恋舞曲~雪の真昼に見る夢は…~
第10話「もう一人の夢追い人」
12月24日、クリスマスイブ。

剛のお墓の前で3年ぶりに再会したあたしと誠志郎さん。

町外れの墓地には、あたしたち以外、誰の姿も見えなくて、そして、そこからの帰り道を歩いていても猫の子一匹見当たらなかった。

クリスマスムードで盛り上がる町の雑踏から離れた墓地周辺の町並みは、まさに“ゴーストタウン”と表現するのがピッタリといった感じに、ひっそりと静まり返っていた。

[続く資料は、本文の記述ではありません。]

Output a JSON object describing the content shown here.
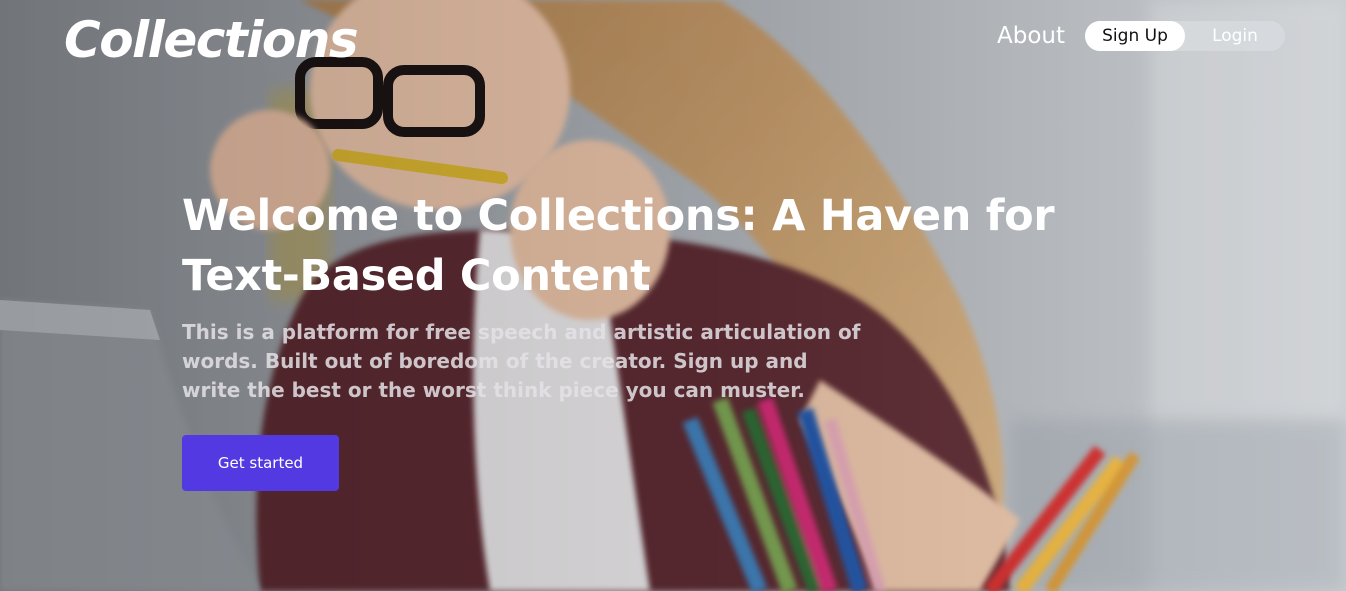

「なんかヤケに静かだな。今ごろ、世間はクリスマスで、みんなどっかに出掛けちまったのかな」

人通りのない歩道を並んで歩くあたしと彼。

“カツ…、カツ…、カツ…”

静かな歩道に、地面を突く杖の音が響く。

あたしは、右足が不自由で杖を突きながら歩く彼に寄り添うように並んで、彼の歩くスピードに歩調を合わせて、ゆっくりめのスピードで歩いていた。

「誠志郎さん、クリスマスの予定は?」

「墓参りも終わったし、あとはもうなんもすることねぇな。そーいう毬ちゃんは?」

「あたしは…」

ここまで言って言葉につまった。勤さんとデートするか、江波さんと話をするか、まだ今夜の予定は決めてなかったからだ。